Caesars Offers ‘Transformational Value’, Sports Betting Spinoff Possible Before Year End
Posted on: September 22, 2020, 09:53h.
Last updated on: September 22, 2020, 11:45h.
Caesars Entertainment (NASDAQ:CZR) is likely in advanced talks with William Hill (OTC: WIMHY) on a joint venture that would see the operators spin off a combined online casinos and sports wagering business, perhaps as soon as this year, according to an analyst.
Roth Capital analyst David Bain says the two companies have been in talks for “some time” on a 50/50 partnership that would combine Caesars’ iGaming and sports betting segments with William Hill USA. The Caesars Palace operator already owns 20 percent of the British bookmaker’s US operations.
Checks cite negotiations for ownership structure/splits are in advanced stages, with a mindset of a likely spin off before the end of this year,” said Bain a note to clients. “Of course, there are risks to the time line, including delays in the final throes of talks and overall market conditions.”
The analyst adds that even if the transaction is pushed out to the first quarter of 2021, that time would still beat investor expectations and be a “transformational catalyst.”
Bain rates shares of Caesars “buy” and has a $75 price target on the name, implying upside of about 33 percent from where it currently trades.
Unlocking Caesars’ Big Value
Talk of Caesars separating its online gaming and sports betting segments dates back more than a year. Soon after revealing a takeover offer for Caesars, then Eldorado Resorts CEO Tom Reeg noted a spin-off of those units was possible because markets didn’t fully appreciate those businesses, and such a move would unlock shareholder value.
Reeg now runs the “new Caesars.” On the combined company’s first earnings conference call last month, he said a decision on the fate of the iGaming and sports wagering units could be announced before the end of 2020.
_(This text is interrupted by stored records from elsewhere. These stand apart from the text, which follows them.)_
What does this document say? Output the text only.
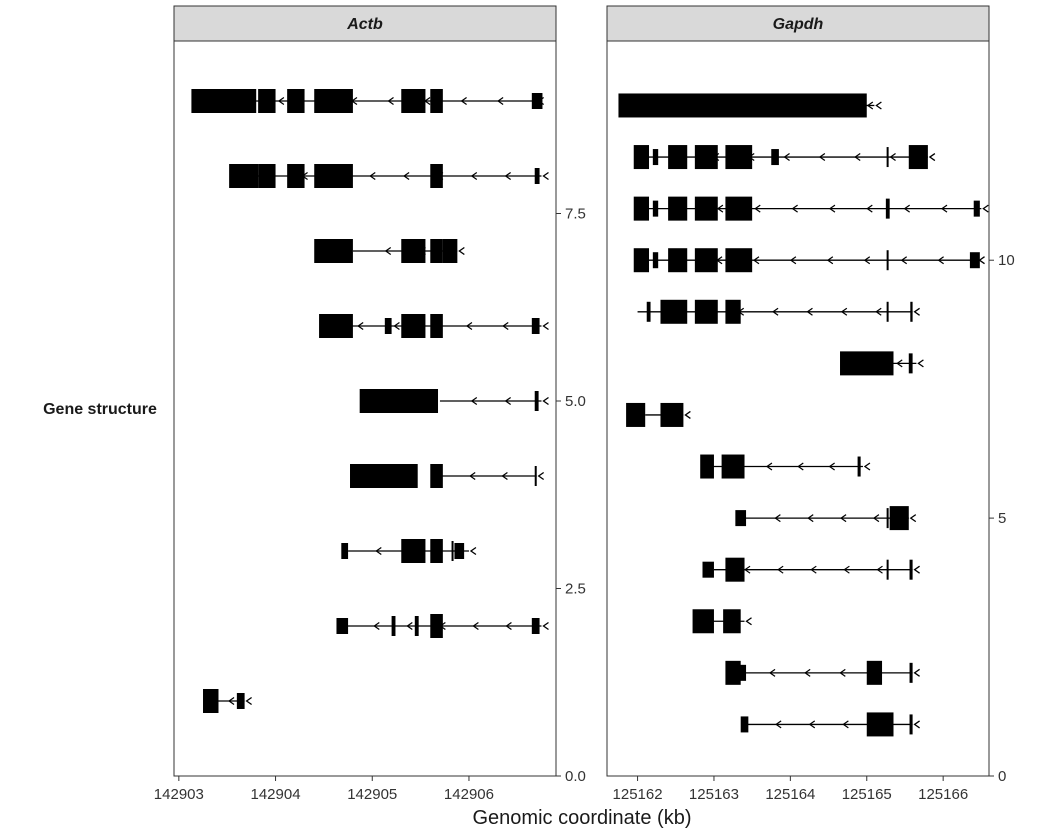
Gene structure
Actb
0.0
2.5
5.0
7.5
142903	142904	142905	142906
Gapdh
0
5
10
125162 125163 125164 125165 125166
Genomic coordinate (kb)
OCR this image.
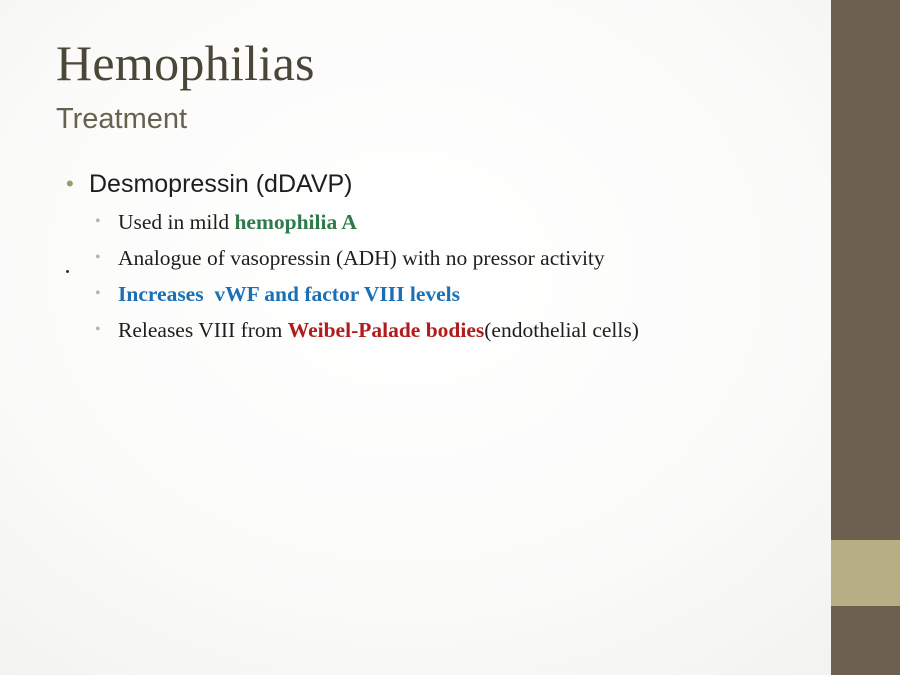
Hemophilias
Treatment
• Desmopressin (dDAVP)
• Used in mild hemophilia A
• Analogue of vasopressin (ADH) with no pressor activity
• Increases  vWF and factor VIII levels
• Releases VIII from Weibel-Palade bodies (endothelial cells)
This idea of a joint transaction with William Hill is gaining momentum for multiple reasons, including the UK-based company running all of Caesars’ domestic sportsbooks, it’s status as the third-largest player in the fast-growing US online sports wagering market, and the notion that the investment community doesn’t adequately value William Hill’s US business.
Bain, the Roth Capital analyst, believes a separation of Caesars’ online casino and sports betting units is worth $38 a share, and internet gaming alone is compelling for investors because, in a more equal partnership, William Hill could profitably leverage the more than 65 million Caesars Rewards members, potentially converting some of them into online customers.
Fantastic Earnings Forecast
Bain projects a total addressable market (TAM) of $9 billion for US sports betting and $4 billion for iGaming in 2025. The analyst acknowledges that market share and valuation discount assumptions for Caesars in these arenas relative to rival DraftKings (NASDAQ:DKNG) “could prove conservative.”
Excluding a spin-off, the analyst says Caesars stock is worth $73, citing better-than-expected business trends and strength in the company’s regional portfolio.
“We forecast 3Q20 regional earnings before interest, taxes, depreciation, amortization, and restructuring or rent costs (EBITDAR) at $397 million versus consensus of $372 million, and Las Vegas at $66 million versus $76 million consensus,” said Bain.
He says Caesars’ ability to outperform peers in the current quarter is being driven by consistent customer demand and cost-cutting initiatives, as well as Total Rewards members driving Las Vegas occupancy rates higher compared to other Strip operators.